I can't help but be a traditionalist, growing up the way I did, in an era of classic songs. It seemed in the Sixties like an icon appeared a week. The songs I've written are what I have the ability to do.

If there's any message I'm trying to send to younger people, it's the songs. You gotta do the work. I'm asked, "How did you write so many songs?" I was just trying to write another one. Then you look up, and there's a lot of 'em. 

In 1995, you said, "I'm 44 now, and I don't feel too old to do it." You're 63 now. How old is too old for you?
You see a lot of people who came up the same time we did, and you see all kinds of taillights. You see them fade, and you can see why. They're attached to a decade and have to milk that to live. I don't look down on that. That's fate, the cards they got.
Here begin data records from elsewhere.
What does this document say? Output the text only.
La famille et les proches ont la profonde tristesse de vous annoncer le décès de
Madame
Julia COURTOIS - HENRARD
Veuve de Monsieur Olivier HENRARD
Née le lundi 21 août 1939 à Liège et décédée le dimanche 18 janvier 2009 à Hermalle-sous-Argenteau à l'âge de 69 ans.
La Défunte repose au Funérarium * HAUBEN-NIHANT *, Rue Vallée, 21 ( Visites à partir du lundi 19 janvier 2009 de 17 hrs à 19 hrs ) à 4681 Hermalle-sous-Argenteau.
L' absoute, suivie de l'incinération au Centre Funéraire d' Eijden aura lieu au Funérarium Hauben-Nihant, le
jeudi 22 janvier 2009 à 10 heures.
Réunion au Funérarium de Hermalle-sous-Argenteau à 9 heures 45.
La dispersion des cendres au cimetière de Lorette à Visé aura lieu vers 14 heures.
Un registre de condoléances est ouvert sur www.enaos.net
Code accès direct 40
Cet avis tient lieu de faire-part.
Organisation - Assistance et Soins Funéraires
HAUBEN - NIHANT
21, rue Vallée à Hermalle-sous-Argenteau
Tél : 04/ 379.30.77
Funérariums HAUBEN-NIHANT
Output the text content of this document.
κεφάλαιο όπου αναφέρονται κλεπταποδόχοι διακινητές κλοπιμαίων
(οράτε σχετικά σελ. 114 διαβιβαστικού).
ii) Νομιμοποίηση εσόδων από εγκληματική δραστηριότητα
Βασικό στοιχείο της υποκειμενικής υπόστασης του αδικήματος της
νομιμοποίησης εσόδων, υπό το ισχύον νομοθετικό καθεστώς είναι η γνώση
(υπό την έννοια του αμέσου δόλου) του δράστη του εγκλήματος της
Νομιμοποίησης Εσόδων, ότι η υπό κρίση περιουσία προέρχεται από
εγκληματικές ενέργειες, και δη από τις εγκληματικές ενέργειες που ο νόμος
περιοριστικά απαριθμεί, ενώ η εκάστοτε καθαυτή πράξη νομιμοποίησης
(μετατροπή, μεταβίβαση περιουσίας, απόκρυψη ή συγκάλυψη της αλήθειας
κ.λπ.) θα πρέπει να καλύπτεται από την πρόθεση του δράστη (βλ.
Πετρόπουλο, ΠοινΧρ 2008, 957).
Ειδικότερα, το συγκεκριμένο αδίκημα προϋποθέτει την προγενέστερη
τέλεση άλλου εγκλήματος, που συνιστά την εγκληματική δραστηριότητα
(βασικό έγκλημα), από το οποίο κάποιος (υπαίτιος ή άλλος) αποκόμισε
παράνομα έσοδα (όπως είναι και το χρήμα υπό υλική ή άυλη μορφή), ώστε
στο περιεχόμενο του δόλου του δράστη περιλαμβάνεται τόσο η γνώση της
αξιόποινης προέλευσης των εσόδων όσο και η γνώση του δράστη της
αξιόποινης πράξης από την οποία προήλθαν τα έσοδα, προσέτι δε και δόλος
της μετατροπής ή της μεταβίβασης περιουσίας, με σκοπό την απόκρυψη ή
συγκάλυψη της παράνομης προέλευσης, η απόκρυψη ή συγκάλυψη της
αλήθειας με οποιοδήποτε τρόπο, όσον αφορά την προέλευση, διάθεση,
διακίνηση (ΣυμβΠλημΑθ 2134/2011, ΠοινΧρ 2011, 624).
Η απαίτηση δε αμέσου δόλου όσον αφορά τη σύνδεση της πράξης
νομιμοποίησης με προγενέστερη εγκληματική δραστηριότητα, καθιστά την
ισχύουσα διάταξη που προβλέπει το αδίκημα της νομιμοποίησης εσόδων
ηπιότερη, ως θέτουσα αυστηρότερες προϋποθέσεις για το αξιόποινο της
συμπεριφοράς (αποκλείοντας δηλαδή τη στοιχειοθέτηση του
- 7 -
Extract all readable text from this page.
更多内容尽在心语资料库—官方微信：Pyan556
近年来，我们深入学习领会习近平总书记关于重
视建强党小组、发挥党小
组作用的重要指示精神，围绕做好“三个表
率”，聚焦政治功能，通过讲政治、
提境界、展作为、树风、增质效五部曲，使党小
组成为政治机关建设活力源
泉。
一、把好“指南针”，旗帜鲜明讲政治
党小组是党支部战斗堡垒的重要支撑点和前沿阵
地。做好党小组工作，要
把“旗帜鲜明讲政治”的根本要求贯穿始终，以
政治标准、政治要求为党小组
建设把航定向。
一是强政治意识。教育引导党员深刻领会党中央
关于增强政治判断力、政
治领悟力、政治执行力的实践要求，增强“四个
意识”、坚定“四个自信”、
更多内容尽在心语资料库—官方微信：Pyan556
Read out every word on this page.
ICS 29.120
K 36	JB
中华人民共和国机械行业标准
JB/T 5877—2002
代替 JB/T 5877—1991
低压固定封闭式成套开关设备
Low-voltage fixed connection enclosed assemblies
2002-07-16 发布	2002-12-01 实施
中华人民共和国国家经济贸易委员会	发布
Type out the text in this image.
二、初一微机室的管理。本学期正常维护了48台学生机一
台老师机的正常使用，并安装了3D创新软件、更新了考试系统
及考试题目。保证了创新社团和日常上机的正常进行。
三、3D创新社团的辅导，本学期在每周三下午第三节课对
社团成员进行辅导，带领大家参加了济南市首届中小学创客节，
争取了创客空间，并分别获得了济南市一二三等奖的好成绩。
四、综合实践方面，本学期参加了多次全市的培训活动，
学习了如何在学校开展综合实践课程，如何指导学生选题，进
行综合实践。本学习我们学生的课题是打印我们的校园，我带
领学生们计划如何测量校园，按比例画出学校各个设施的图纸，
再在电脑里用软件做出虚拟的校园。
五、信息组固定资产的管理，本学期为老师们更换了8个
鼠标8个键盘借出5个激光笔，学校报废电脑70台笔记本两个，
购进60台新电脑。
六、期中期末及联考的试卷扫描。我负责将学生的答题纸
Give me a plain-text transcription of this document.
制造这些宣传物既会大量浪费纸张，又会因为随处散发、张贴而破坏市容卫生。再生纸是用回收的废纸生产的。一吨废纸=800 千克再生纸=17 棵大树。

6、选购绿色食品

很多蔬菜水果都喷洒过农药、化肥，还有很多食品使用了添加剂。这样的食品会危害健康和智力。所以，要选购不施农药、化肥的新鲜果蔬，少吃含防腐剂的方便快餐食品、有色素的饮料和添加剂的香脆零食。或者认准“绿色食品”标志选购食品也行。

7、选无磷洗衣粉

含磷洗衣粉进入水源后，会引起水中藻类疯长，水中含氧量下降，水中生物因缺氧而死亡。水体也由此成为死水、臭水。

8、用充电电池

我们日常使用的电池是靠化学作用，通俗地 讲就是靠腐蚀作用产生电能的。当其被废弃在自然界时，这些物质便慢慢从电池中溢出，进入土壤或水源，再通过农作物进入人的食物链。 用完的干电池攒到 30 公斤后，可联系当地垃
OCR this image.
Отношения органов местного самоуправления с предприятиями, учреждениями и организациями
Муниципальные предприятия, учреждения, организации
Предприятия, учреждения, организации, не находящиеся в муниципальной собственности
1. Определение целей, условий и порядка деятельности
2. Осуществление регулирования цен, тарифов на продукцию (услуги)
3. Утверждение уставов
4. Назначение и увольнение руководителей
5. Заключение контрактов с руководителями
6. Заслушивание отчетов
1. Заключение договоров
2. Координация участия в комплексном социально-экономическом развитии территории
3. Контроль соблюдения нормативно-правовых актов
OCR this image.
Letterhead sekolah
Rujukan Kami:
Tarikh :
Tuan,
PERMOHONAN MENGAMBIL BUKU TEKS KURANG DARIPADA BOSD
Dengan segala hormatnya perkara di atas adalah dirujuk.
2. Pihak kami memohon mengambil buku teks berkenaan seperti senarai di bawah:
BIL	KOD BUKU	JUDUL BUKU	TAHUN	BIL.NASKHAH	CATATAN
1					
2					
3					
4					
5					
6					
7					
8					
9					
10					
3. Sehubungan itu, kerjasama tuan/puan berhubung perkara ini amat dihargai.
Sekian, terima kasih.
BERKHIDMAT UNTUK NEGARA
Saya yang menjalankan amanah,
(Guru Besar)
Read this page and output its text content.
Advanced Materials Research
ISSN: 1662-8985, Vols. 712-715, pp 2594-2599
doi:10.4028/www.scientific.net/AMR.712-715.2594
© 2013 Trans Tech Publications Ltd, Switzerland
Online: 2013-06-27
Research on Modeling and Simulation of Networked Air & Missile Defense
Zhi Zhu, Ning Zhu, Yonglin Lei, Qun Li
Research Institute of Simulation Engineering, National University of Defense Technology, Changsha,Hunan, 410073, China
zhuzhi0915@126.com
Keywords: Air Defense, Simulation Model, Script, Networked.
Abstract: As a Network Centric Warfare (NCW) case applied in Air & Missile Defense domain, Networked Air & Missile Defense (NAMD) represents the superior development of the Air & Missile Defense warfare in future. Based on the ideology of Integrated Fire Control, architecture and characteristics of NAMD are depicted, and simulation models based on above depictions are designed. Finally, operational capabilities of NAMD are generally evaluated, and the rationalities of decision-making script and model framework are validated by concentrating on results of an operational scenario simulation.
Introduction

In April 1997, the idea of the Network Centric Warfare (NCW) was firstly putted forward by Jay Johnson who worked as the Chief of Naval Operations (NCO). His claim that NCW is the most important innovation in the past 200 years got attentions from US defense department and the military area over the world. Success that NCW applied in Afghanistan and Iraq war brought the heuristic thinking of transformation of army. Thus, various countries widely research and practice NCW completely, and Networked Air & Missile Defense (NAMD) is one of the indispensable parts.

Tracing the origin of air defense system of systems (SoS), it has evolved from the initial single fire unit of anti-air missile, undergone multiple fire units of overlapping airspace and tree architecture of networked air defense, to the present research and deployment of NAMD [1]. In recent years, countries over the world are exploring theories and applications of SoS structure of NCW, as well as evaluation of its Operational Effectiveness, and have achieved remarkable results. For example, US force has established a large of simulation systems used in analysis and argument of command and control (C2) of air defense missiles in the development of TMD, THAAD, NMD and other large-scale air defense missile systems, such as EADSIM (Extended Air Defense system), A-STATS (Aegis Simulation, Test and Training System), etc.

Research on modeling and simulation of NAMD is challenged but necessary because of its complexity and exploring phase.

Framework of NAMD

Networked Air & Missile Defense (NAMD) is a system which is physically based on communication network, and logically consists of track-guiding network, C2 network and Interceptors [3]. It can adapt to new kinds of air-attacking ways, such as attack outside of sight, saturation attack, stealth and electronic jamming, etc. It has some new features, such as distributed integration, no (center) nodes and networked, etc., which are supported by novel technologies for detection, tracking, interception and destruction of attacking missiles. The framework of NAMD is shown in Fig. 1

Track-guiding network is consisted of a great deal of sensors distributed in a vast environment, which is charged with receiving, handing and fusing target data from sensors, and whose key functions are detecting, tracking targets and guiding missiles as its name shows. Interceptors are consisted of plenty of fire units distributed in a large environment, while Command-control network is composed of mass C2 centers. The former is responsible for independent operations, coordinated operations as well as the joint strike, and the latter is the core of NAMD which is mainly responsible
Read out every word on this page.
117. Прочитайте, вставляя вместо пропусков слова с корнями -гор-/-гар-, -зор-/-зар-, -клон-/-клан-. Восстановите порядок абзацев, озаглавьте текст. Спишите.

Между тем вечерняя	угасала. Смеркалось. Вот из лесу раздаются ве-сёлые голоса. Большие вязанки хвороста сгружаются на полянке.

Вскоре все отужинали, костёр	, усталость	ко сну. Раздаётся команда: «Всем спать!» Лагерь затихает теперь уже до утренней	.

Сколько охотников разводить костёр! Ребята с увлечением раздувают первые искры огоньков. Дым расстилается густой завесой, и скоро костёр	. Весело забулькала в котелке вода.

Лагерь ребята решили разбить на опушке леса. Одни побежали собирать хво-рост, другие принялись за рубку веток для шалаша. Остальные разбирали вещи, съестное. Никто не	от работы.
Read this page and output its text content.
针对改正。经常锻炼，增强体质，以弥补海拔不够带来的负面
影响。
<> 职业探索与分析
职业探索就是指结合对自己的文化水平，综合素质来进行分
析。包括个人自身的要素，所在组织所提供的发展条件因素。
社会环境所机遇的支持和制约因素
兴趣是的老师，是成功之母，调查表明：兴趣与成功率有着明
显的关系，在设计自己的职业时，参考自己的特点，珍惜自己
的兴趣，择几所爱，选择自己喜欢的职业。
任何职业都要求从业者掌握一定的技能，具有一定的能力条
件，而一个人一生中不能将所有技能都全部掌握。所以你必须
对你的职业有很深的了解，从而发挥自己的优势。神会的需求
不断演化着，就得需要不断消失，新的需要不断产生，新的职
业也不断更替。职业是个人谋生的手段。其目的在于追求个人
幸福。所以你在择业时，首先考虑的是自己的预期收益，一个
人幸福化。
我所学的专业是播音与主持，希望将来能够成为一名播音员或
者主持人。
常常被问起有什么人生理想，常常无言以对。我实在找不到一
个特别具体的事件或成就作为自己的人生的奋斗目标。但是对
What's unusual about the Heartbreakers is we're still playing big gigs. That's stranger to me that us still being together. And, honestly, everyone likes to play. If somebody said to me, "You can't hang around the amps and drums anymore," I'd feel terrible.

But I don't think the live part will go on forever. I have a finite amount of time left. It's not like there's 20 years in front of me of making records. I've got a lot I want to do. And the records last longer than me. Music I made in the Seventies—I still hear it on the radio. It's the mark I left in the world while I was here. I have some great shows people will remember, but that's the real work in me: the records.